The paper is based on a research study in Scotland, working with young people and youth workers across three youth organisations, using participatory video, zine making and in-depth interviews to understand the collective processes and practices which enabled youth groups contributed to act (agency) and support each other (solidarity). Scotland was chosen as a focus for the study due to a favourable policy environment for rights and empowerment following recent legislation (Community Empowerment Act (2015); UNCRC), and intermediary level interest by CLD Standards Council in demonstrating the wellbeing capabilities of youth work. Drawing on a combined Theory of Change approach, the study surfaced and tested a logic model on the contribution of grassroots youth organisations to youth agency and solidarity.

Young people in Scotland cite their top three wellbeing priorities as ‘having a safe and warm place to live, food and clothes; having positive relationships with family and friends; and feeling safe, at home, in the community and online’ (Ward, Bynner and Bianchi, 2021).
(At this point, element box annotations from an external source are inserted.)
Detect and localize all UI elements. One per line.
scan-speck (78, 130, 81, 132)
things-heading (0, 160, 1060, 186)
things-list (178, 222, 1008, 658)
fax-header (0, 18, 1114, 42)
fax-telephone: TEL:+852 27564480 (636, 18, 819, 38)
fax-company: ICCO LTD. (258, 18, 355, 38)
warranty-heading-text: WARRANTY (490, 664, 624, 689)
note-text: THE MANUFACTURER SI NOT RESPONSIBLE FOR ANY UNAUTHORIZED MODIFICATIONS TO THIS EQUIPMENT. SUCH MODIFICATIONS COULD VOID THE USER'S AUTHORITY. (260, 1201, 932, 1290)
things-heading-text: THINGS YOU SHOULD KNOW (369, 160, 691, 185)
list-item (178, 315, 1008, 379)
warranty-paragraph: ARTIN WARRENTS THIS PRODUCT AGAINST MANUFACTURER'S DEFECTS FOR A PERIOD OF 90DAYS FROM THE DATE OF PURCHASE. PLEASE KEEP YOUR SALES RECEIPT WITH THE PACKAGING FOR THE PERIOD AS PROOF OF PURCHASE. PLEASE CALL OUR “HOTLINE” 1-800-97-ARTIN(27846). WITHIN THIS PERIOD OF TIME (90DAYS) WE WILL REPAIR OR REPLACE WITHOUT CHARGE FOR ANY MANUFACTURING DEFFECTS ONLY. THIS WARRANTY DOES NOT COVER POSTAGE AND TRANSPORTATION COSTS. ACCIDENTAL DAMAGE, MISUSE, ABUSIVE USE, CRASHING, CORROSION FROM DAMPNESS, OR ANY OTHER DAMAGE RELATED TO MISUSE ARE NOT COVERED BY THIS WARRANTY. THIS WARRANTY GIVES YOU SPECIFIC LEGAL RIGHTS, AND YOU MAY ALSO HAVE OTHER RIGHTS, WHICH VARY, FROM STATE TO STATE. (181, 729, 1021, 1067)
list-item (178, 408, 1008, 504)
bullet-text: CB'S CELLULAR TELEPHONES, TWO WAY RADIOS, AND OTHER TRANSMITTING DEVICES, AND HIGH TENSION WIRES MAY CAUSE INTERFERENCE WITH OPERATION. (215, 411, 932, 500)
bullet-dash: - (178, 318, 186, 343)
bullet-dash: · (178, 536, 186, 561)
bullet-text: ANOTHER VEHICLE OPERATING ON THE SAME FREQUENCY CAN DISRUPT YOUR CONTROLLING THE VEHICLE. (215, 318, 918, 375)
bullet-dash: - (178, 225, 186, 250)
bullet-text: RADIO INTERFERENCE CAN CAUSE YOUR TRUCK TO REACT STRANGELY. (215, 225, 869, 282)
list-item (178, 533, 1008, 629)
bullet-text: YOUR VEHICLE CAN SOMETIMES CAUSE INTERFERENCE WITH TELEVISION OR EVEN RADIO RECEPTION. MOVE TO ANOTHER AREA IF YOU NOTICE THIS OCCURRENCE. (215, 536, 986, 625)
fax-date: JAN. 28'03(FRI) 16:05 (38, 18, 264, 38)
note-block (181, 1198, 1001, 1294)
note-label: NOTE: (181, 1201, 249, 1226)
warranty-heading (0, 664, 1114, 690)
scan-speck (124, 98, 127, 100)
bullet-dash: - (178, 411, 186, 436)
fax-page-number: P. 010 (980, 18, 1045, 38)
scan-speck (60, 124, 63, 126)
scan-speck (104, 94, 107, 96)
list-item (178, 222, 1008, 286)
Grassroots youth organisations offer the chance to achieve these individual wellbeing goals for young people unable to achieve them through school, family or employment. They also nurture solidarity, critique and resistance amongst young people through collective processes of ‘conscientisation, conciliation and collaboration’ (Ibrahim, 2017; Ward, McBride and Watson, 2022). They offer an important focus for epistemic justice (Fricker 2015), where young people can contribute to wider society by securing their rights to democratic dialogue, deliberation and representation in a trusted, long-term and local setting. The study explored the processes of youth work practice that operate as conversion factors for capability achievement in youth agency and solidarity. By surfacing and testing the change mechanisms, the study aimed to offer clear and robust measures to demonstrate the contribution of youth work to youth agency and solidarity.
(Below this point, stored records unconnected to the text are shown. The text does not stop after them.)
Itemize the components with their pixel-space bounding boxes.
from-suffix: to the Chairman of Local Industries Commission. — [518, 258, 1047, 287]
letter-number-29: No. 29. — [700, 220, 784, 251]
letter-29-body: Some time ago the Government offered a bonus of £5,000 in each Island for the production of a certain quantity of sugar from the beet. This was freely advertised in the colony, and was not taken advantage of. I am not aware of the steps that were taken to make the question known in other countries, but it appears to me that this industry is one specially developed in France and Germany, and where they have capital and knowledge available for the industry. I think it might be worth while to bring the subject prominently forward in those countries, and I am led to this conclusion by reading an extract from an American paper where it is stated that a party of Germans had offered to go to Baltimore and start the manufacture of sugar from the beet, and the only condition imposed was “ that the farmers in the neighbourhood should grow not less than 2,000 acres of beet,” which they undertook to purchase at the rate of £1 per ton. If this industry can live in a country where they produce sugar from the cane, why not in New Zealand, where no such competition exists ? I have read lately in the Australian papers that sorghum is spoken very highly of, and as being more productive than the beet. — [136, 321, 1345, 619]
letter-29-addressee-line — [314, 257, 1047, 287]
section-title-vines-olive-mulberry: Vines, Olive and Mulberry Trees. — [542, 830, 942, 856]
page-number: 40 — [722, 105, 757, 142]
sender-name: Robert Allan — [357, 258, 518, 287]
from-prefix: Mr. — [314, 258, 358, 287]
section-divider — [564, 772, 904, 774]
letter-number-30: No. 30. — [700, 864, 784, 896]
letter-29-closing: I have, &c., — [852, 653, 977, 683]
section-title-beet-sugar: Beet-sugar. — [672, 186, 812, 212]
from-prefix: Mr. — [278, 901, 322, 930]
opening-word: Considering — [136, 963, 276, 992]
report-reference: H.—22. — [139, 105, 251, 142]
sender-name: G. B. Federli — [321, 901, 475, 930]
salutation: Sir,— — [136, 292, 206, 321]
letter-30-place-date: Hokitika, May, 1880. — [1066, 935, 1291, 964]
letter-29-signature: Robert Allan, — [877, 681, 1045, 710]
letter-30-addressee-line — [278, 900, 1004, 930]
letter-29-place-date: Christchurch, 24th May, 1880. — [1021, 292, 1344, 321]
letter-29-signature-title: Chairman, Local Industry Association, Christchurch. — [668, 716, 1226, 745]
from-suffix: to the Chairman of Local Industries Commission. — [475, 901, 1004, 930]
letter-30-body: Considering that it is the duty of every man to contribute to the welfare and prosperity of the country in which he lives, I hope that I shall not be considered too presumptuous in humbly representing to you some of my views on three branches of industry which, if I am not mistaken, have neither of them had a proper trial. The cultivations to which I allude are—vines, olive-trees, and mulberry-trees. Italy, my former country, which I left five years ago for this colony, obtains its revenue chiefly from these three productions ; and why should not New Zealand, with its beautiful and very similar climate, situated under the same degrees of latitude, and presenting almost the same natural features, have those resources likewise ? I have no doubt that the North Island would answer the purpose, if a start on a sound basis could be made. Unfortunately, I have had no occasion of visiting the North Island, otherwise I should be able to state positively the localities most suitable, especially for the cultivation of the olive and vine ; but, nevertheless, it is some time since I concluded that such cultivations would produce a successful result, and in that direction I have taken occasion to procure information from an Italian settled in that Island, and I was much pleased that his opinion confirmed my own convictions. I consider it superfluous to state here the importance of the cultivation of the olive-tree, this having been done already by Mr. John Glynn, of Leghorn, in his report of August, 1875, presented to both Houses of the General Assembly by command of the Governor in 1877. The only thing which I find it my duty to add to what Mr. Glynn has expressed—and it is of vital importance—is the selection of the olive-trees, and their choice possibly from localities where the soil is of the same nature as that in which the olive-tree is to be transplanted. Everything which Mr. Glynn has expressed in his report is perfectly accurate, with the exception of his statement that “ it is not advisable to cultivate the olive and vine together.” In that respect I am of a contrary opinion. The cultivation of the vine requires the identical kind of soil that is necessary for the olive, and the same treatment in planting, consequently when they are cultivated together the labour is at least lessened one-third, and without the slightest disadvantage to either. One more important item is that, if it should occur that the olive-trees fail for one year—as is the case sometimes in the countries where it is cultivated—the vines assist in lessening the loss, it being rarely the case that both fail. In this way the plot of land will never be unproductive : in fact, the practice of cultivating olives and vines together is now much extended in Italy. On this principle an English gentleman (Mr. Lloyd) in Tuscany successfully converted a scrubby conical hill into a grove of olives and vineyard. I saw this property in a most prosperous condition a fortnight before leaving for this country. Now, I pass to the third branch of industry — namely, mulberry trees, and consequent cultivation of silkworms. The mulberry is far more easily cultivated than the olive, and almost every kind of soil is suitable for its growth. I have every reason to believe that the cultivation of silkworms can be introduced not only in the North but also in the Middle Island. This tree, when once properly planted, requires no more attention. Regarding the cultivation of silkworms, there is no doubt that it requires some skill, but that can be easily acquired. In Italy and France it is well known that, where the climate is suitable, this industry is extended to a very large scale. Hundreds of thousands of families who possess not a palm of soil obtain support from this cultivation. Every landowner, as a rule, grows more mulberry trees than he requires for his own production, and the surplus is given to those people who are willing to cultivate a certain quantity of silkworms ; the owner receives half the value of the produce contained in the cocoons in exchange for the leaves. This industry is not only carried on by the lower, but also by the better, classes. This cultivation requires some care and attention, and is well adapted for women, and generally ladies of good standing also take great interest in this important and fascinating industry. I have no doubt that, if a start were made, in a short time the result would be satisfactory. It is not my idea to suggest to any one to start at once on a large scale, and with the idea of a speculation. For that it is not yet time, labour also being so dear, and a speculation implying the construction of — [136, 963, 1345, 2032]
The study found that youth work starts with local issues that are meaningful to the young person’s life and supports a series of steps towards taking action for change, enabling young people to build skills and confidence over a period of years within a collective group work setting. These steps are often created via participatory creative arts such as video and TV, music projects, festivals and events, which offer a vehicle for creative expression for young people and a contribution to local cultural life. Based on responsive, trusting relationships, young people were supported to explore relevant local issues, such as housing and employment, identity, transport and safety. As they deepened their understanding of local issues, they built political identities, creative responses to social inequalities and took action to improve their lives and those of other young people. Youth work was focused on a central practice of collective dialogue, informal education and action, which enabled young people to build confidence in their voices, engage in diverse views and experiences, share meaningful connection with others, plan action and initiate dialogue for change with those in positions of power.
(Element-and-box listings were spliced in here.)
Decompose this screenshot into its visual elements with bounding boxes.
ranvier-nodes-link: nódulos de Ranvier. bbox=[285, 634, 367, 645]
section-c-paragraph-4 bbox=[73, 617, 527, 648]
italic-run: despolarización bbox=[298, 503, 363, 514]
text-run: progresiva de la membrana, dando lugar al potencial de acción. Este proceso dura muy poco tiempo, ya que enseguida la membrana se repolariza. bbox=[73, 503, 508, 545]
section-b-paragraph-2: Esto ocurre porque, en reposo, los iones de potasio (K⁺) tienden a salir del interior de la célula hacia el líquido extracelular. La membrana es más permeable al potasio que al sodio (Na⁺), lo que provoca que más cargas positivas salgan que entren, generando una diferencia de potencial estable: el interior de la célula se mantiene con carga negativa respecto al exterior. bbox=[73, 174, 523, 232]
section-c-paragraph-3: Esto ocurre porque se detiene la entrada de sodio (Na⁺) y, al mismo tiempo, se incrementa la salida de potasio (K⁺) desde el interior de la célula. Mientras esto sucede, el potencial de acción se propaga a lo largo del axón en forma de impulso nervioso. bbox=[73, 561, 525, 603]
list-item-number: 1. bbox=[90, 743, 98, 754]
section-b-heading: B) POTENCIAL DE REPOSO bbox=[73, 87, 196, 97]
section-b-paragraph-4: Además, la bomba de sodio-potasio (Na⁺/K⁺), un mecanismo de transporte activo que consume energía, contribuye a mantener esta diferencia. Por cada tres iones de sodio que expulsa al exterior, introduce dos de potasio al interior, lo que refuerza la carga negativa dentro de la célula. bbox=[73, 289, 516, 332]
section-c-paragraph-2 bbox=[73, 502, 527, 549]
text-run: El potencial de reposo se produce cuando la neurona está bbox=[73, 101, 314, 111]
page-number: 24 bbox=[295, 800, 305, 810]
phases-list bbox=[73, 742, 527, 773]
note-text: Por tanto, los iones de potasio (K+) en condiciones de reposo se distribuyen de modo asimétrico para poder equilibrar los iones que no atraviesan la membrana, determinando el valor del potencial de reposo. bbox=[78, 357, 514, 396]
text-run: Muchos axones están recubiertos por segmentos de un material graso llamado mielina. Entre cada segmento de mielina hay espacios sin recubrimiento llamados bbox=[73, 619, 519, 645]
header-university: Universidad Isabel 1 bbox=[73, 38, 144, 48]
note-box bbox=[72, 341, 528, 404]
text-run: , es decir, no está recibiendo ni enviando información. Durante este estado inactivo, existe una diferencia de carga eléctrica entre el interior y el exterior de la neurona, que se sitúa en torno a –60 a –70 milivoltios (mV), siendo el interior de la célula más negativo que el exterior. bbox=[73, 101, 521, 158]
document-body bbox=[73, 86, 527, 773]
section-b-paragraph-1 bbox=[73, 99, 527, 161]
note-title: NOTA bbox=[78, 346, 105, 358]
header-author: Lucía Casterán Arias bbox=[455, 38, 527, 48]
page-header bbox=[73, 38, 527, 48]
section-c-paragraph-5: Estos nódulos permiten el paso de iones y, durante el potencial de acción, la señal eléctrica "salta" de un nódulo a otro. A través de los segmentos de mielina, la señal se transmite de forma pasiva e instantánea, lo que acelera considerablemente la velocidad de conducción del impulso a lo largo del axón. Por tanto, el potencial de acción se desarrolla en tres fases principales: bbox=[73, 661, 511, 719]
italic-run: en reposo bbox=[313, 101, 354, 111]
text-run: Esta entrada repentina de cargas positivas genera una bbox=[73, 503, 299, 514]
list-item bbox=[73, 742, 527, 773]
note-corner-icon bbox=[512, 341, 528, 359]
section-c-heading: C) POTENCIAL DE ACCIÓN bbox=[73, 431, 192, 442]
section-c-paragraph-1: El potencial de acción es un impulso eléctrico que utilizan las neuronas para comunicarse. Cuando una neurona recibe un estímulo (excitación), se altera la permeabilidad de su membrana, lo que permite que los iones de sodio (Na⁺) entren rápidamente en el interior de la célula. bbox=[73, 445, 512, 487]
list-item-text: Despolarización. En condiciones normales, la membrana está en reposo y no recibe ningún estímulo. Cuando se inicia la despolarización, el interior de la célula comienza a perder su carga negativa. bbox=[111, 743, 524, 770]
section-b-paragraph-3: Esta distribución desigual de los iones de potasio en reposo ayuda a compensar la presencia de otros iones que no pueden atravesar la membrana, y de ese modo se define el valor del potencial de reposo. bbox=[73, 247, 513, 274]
These findings suggest that youth work organisations offer hopeful spaces for young people to work collectively towards agency and solidarity, through dialogue and group work. They promote understanding in and between communities and offer tailored, holistic and trusted support to young people in crisis. Despite this, youth organisations operate on precarious funding streams and contracts, facing eroded budgets and competition for resources. By framing the value of youth work in the context of human security and by using the Capability Approach in combination with theory-based evaluation to measure the conversion factors to youth agency and solidarity, the paper seeks to contribute to Capabilities scholarship on the contribution of informal education approaches to youth wellbeing, and to shore up support for grassroots youth organisations as unique spaces for democratic participation.